Es ist an der Zeit, dass wir unsere Ansicht überdenken, was wir im Hinblick auf Feuerwerkskonsum als normal und “gottgegebenes” Recht verstehen. Überlassen wir das Feuerwerken denen, die dieses Handwerk beherrschen! Verzichten wir darauf, den Finger unbedingt selbst am Abzug zu haben. Dann können wir auch, ohne dessen Verlust fürchten zu müssen, die professionelle Show genießen. Eine altruistische Gesellschaft könnte eine solche Entwöhnung ohne Verbote “von oben” schaffen. Und du, Deutschland? – Überrasch mich!

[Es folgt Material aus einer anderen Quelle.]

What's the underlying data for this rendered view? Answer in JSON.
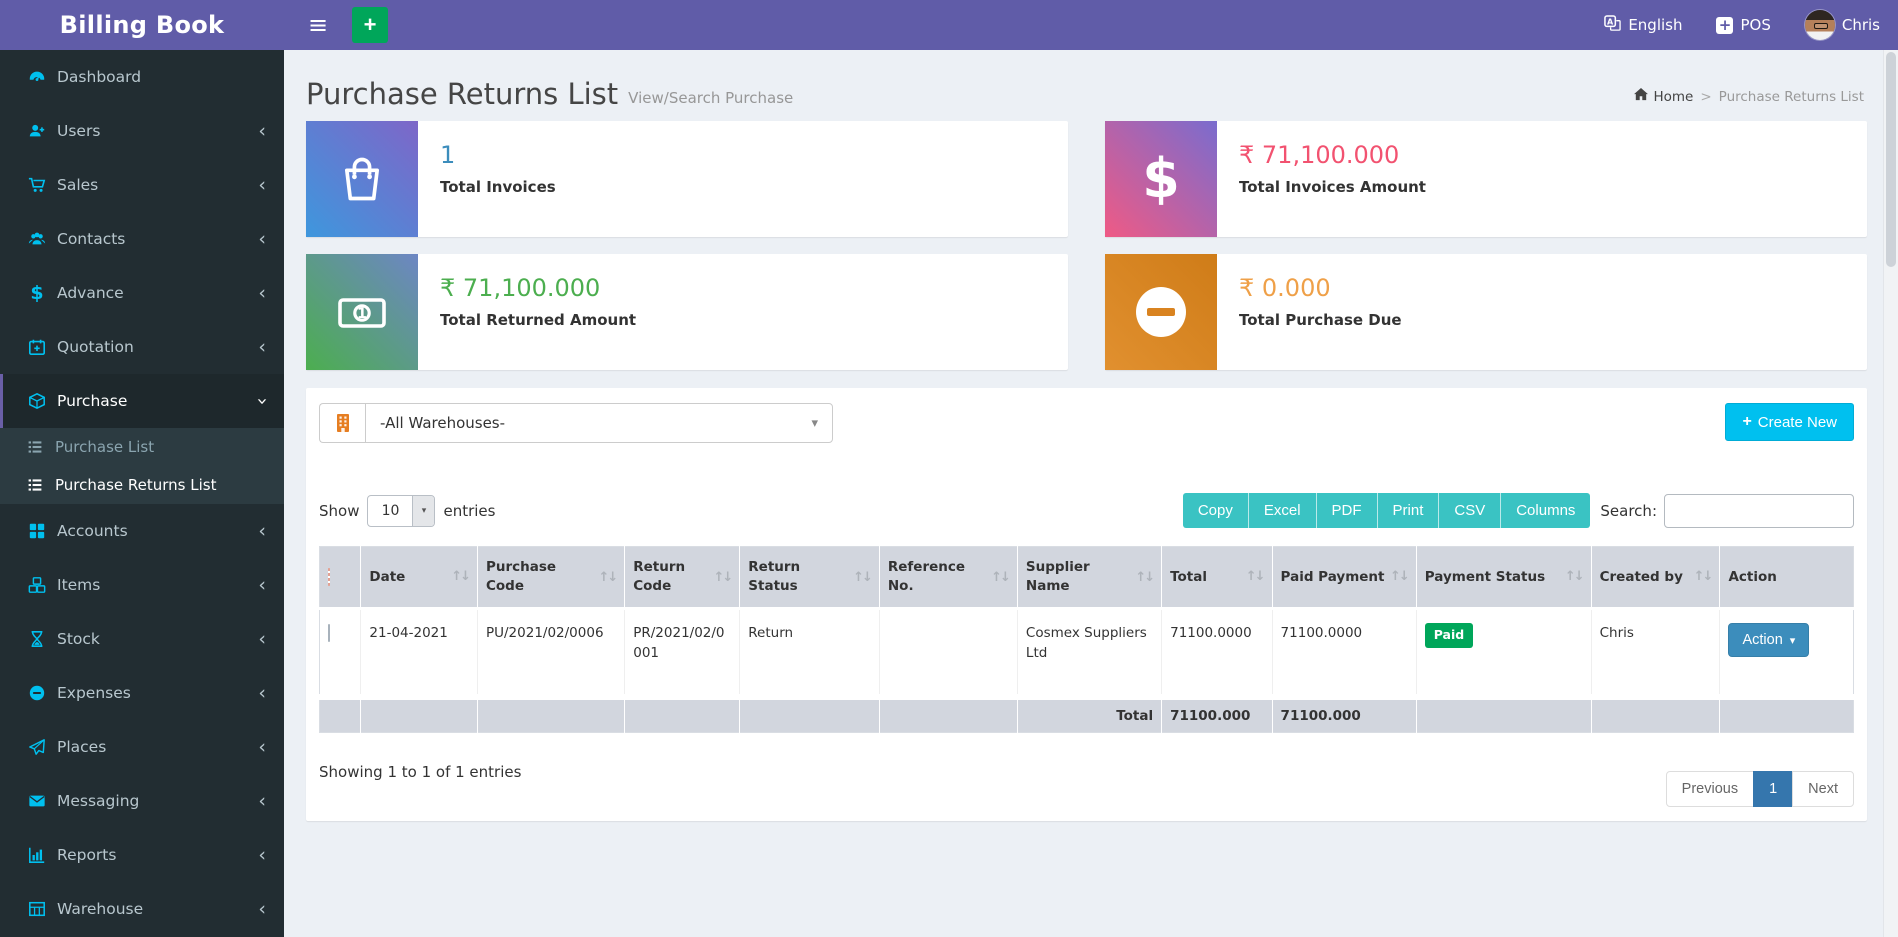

Nachtrag 4. Januar: Ich habe ein paar zynische Stellen gestrichen (nicht aus der Historie; suche dort, wer mag). Die Richtung, in die sich die öffentliche Diskussion in den letzten Tagen entwickelt hat, ist schon traurig genug. Ich hatte überlegt, noch ein Follow-up zu schreiben, weil der Böllerwahnsinn nur ein Symptom einer schwer krankenden Gesellschaft ist. Aber ich belasse es vorerst hierbei. Normalerweise befürworte ich reine Symptombehandlung nicht. Aber hier sehe ich nicht nur die Möglichkeit, unkompliziert dem Brandherd Brennstoff zu entziehen, sondern auch einen Schritt in eine bessere Zukunft zu gehen. Also: Schluss mit Sonderregelungen zum Jahreswechsel!